Code Review – Part 1: Clear vs Clever Solutions

Of all the Go proverbs, my absolute favorite is “Clear is better than clever.” When conducting code reviews some of the main things I focus on are solutions that are clear and straightforward and solutions that are easily debuggable. 

The Cost of Cleverness

When writing Go code it is critical to emphasize clear solutions over clever solutions. At some point almost every developer that works in teams has come across the “clever” programmer. This is someone who treats writing code like solving a puzzle as though it exists for their amusement. As developers, it is critical that we understand our role in the business. Our role is to create products that deliver real value. This means when we optimize, we want to optimize for debuggability. What’s most critical for our products is the ability to identify and fix problems quickly in production and clever solutions are completely antithetical to this. The real cost of cleverness comes when a production service goes down and we end up tracing through a complex web of clever solutions to find the problem. In my experience this is very often seen with things like overuse of reflection, forcing complex inheritance, and over-engineered dependency injection frameworks.

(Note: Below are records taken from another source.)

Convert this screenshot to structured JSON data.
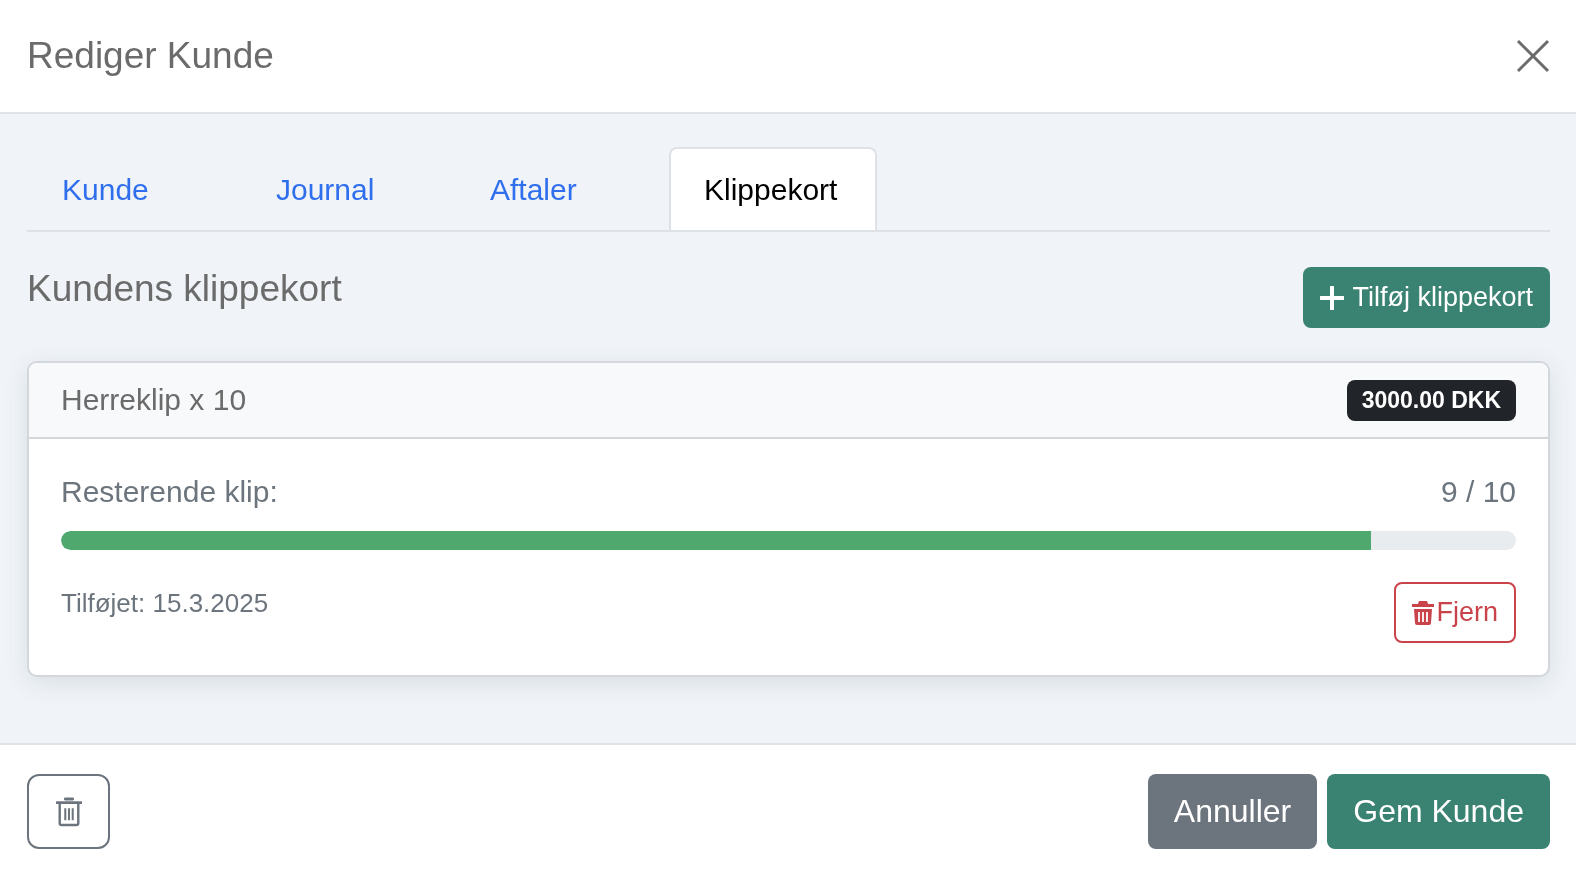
{
  "dialog": {
    "title": "Rediger Kunde"
  },
  "tabs": [
    {
      "label": "Kunde",
      "selected": false
    },
    {
      "label": "Journal",
      "selected": false
    },
    {
      "label": "Aftaler",
      "selected": false
    },
    {
      "label": "Klippekort",
      "selected": true
    }
  ],
  "section": {
    "title": "Kundens klippekort",
    "add_button": "Tilføj klippekort"
  },
  "cards": [
    {
      "name": "Herreklip x 10",
      "price": "3000.00 DKK",
      "remaining_label": "Resterende klip:",
      "remaining": "9 / 10",
      "level": 0.9,
      "added": "Tilføjet: 15.3.2025",
      "remove_button": "Fjern"
    }
  ],
  "footer": {
    "buttons": [
      {
        "label": "Annuller",
        "kind": "secondary"
      },
      {
        "label": "Gem Kunde",
        "kind": "primary"
      }
    ]
  }
}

Reflection is probably the biggest of these as can be seen in the Go proverb “Reflection is never clear.” These are things to look out for and call out as code reviewers while emphasizing the reasoning behind them to younger developers.

Code Golf vs Code Clarity

Code golf is a common programming challenge where a developer tries to write a solution in the fewest possible lines. This is another self-imposed challenge wherein developers treat writing code as a puzzle rather than as a communication of intent. This mentality inevitably leads to lack of clarity and makes this code more difficult for other developers to understand and debug. One of the Go proverbs is “A little copying is better than a little dependency”, practically speaking this means that copying code in Go is not frowned upon in the same way that it is in other languages and the common idiom Don’t Repeat Yourself (DRY) is not applicable in Go in the same way as it is in, say, Java or C#.

Trusting the Compiler

Go’s compiler is very smart. When developers are refactoring or trying to come up with the most performant solution, the compiler will actually compile it to something better anyways. Here are a handful of examples regarding this.

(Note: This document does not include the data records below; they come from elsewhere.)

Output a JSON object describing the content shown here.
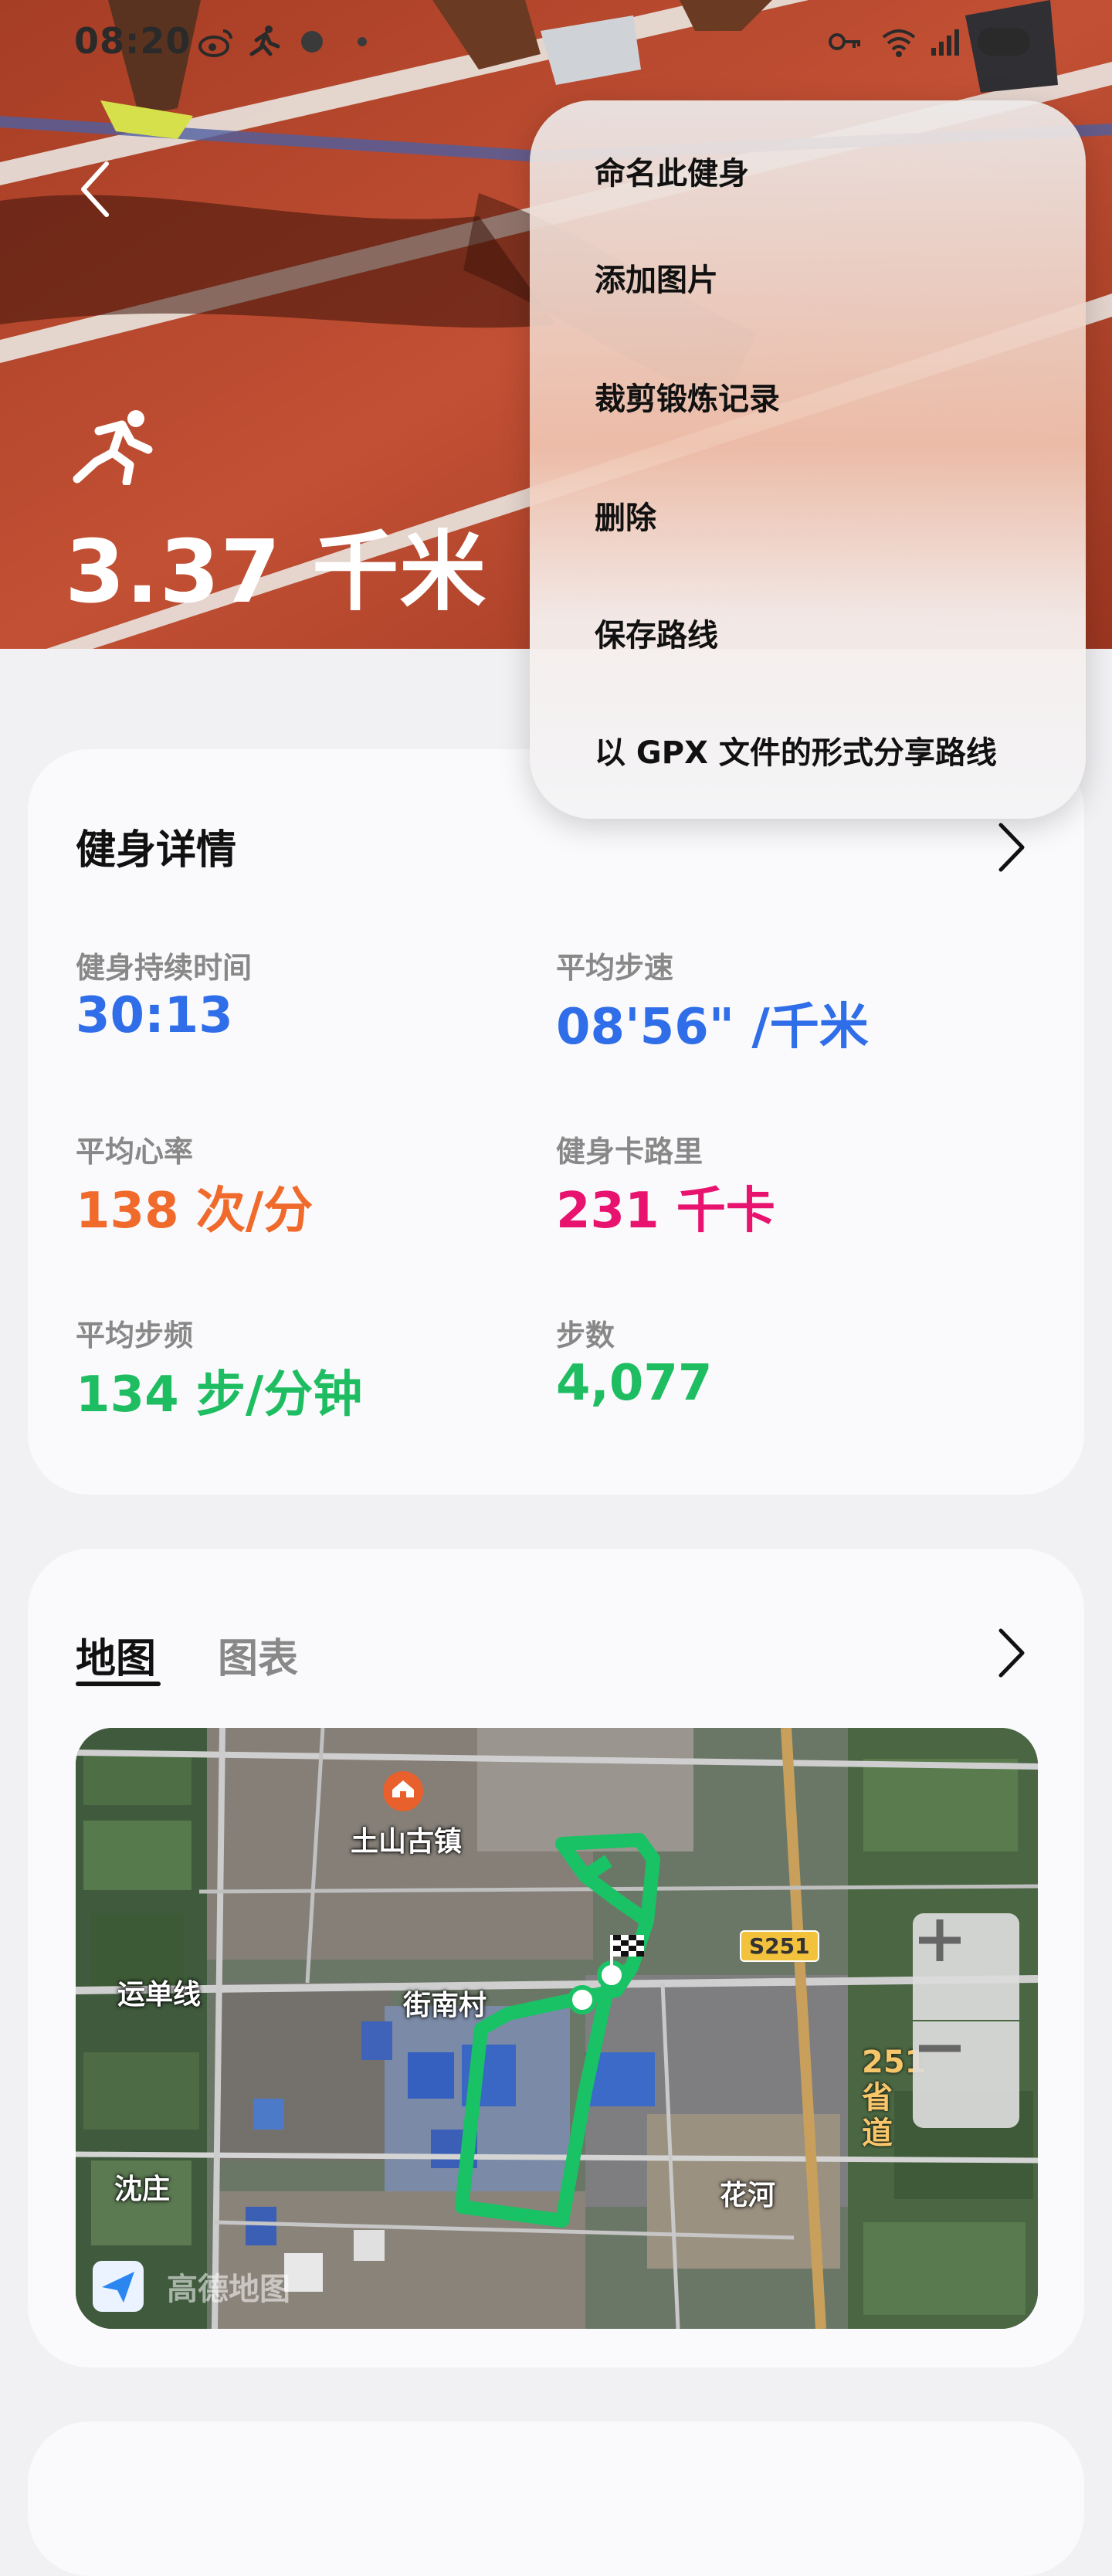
{
  "status_bar": {
    "time": "08:20"
  },
  "hero": {
    "distance": "3.37 千米"
  },
  "menu": {
    "items": [
      "命名此健身",
      "添加图片",
      "裁剪锻炼记录",
      "删除",
      "保存路线",
      "以 GPX 文件的形式分享路线"
    ]
  },
  "details": {
    "title": "健身详情",
    "stats": [
      {
        "label": "健身持续时间",
        "value": "30:13",
        "color": "#2f6ee8"
      },
      {
        "label": "平均步速",
        "value": "08'56\" /千米",
        "color": "#2f6ee8"
      },
      {
        "label": "平均心率",
        "value": "138 次/分",
        "color": "#f06a2c"
      },
      {
        "label": "健身卡路里",
        "value": "231 千卡",
        "color": "#e8136e"
      },
      {
        "label": "平均步频",
        "value": "134 步/分钟",
        "color": "#1fbd62"
      },
      {
        "label": "步数",
        "value": "4,077",
        "color": "#1fbd62"
      }
    ]
  },
  "map_card": {
    "tabs": [
      "地图",
      "图表"
    ],
    "labels": {
      "town": "土山古镇",
      "yundan": "运单线",
      "jienan": "街南村",
      "shenzhuang": "沈庄",
      "huahe": "花河",
      "road_badge": "S251",
      "prov_road": "251省道",
      "logo": "高德地图"
    },
    "zoom_in": "+",
    "zoom_out": "−"
  },
  "icons": [
    "back-icon",
    "running-icon",
    "chevron-right-icon",
    "weibo-icon",
    "key-icon",
    "wifi-icon",
    "signal-icon",
    "battery-icon",
    "amap-logo-icon",
    "landmark-icon",
    "finish-flag-icon"
  ]
}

  1. Inlining solutions (pasting function code rather than calling a function) doesn’t get a performance boost the way that it would in a language such as C. There is minimal function call overhead and this is best left to the compiler to handle.
  2. Writing code to “keep things on the stack” often backfires. The compilers escape analysis is better at this than developers are.
  3. Optimizing out “Dead code” that makes things more clear is pointless, the compiler will remove this anyways. This does not mean don’t remove any dead code.

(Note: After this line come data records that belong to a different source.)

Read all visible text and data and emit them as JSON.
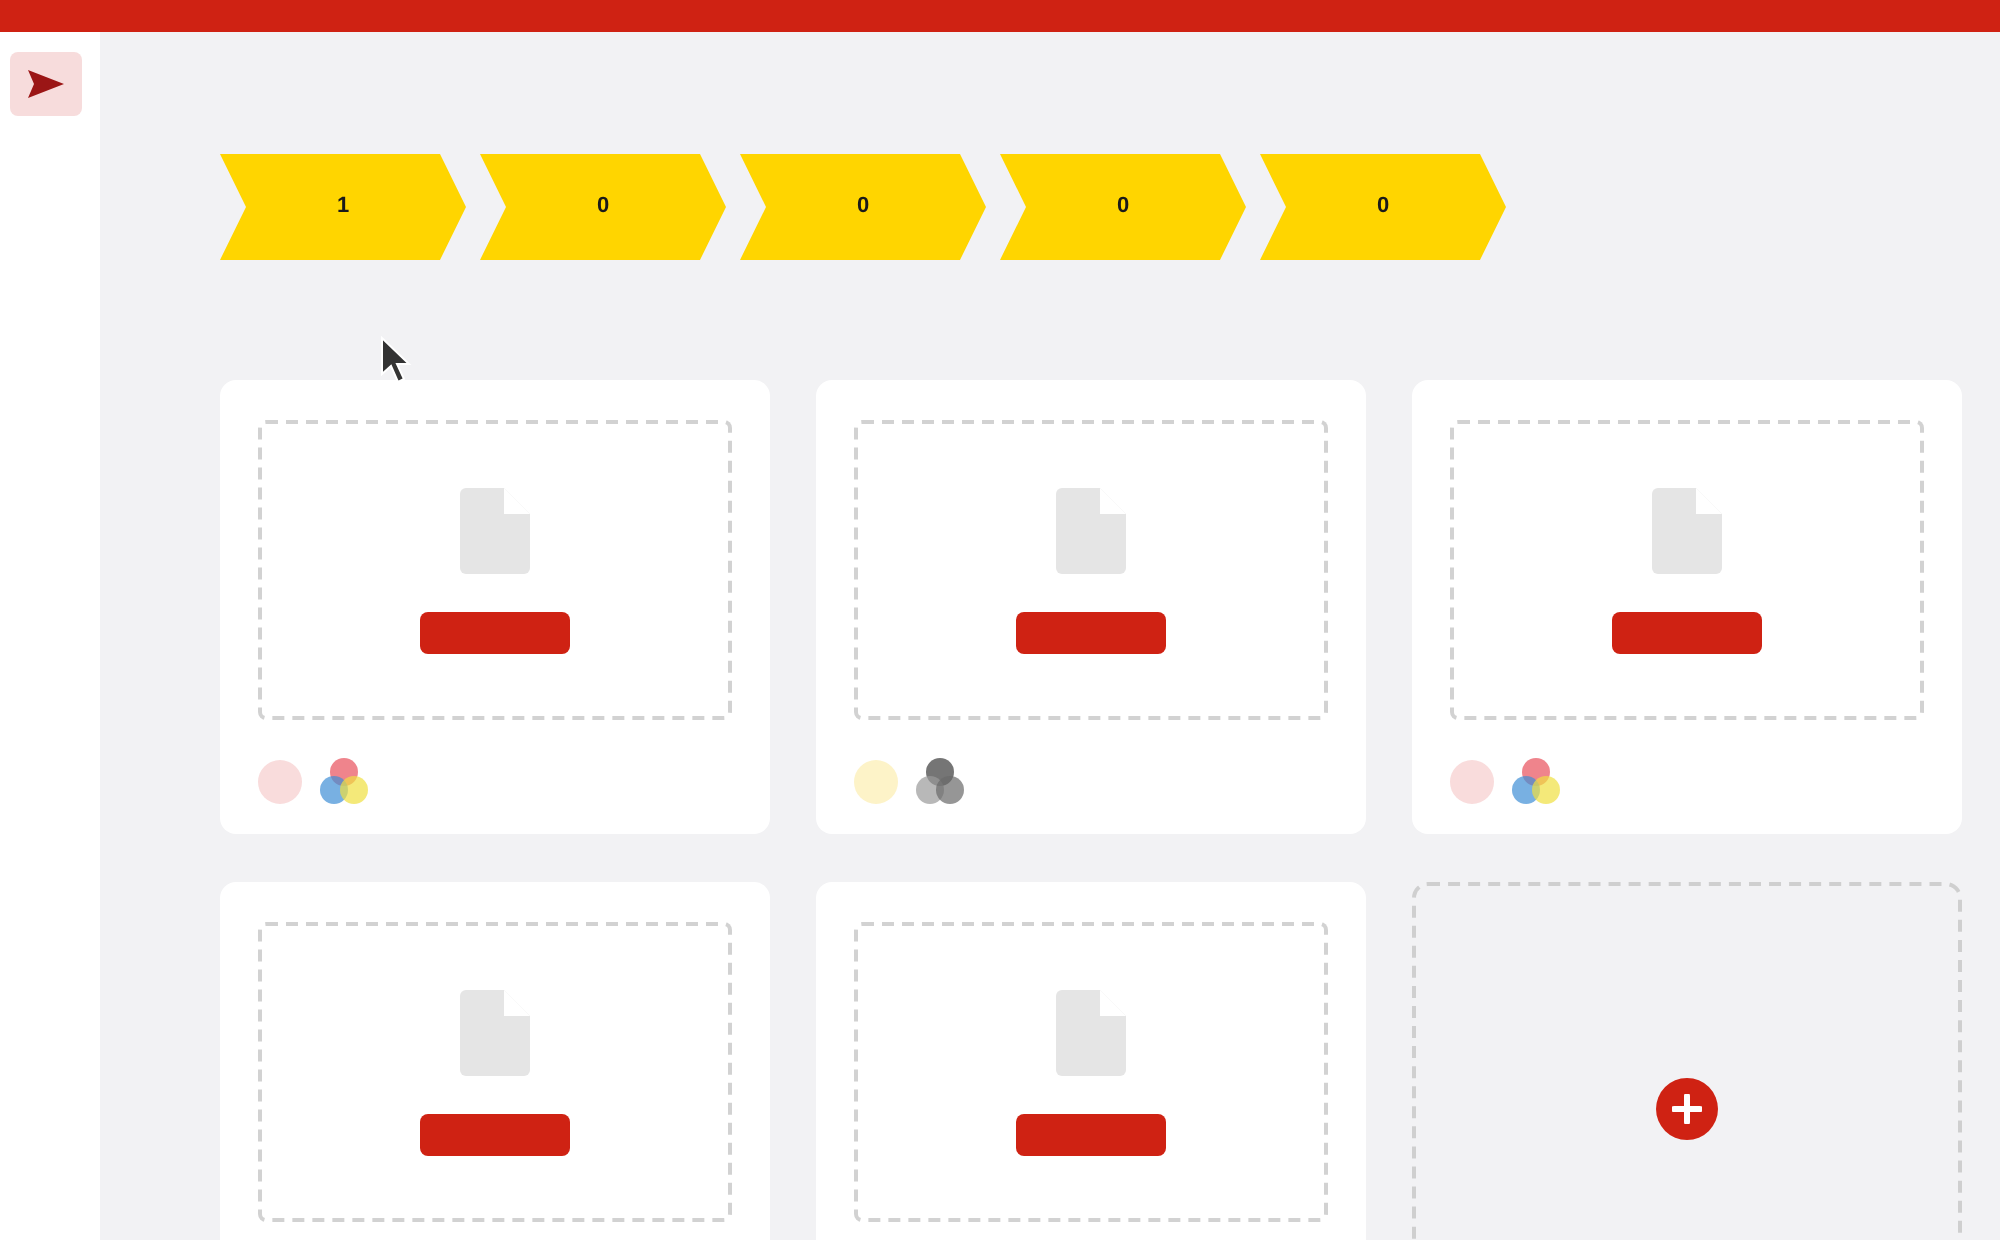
{
  "sidebar": {
    "items": [
      {
        "kind": "send",
        "selected": true
      }
    ]
  },
  "steps": [
    {
      "label": "1"
    },
    {
      "label": "0"
    },
    {
      "label": "0"
    },
    {
      "label": "0"
    },
    {
      "label": "0"
    }
  ],
  "cards": [
    {
      "kind": "document",
      "color": "#f9dcdc",
      "colored": true
    },
    {
      "kind": "document",
      "color": "#fdf3c8",
      "colored": false
    },
    {
      "kind": "document",
      "color": "#f9dcdc",
      "colored": true
    },
    {
      "kind": "document"
    },
    {
      "kind": "document"
    },
    {
      "kind": "add"
    }
  ]
}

For all of these, it is important to note that the emphasis here is clarity. This means that when you are sacrificing clarity for some sort of clever performance boost, the compiler will often do these things anyways. I am not saying never do these things. The approach when optimizing code in Go should always be “Write clear code, profile if slow, optimize based on profiler results.”

Conclusion

For all of these it is important to note that I am not saying never do anything clever, the important takeaway is that clarity and debuggability are far more important. Clever solutions are often self-defeating in a number of ways in addition to muddying the waters in the codebase. When conducting code reviews, it’s important to keep an eye out for these things and most importantly to use these opportunities to teach greener Go developers the right way to do things.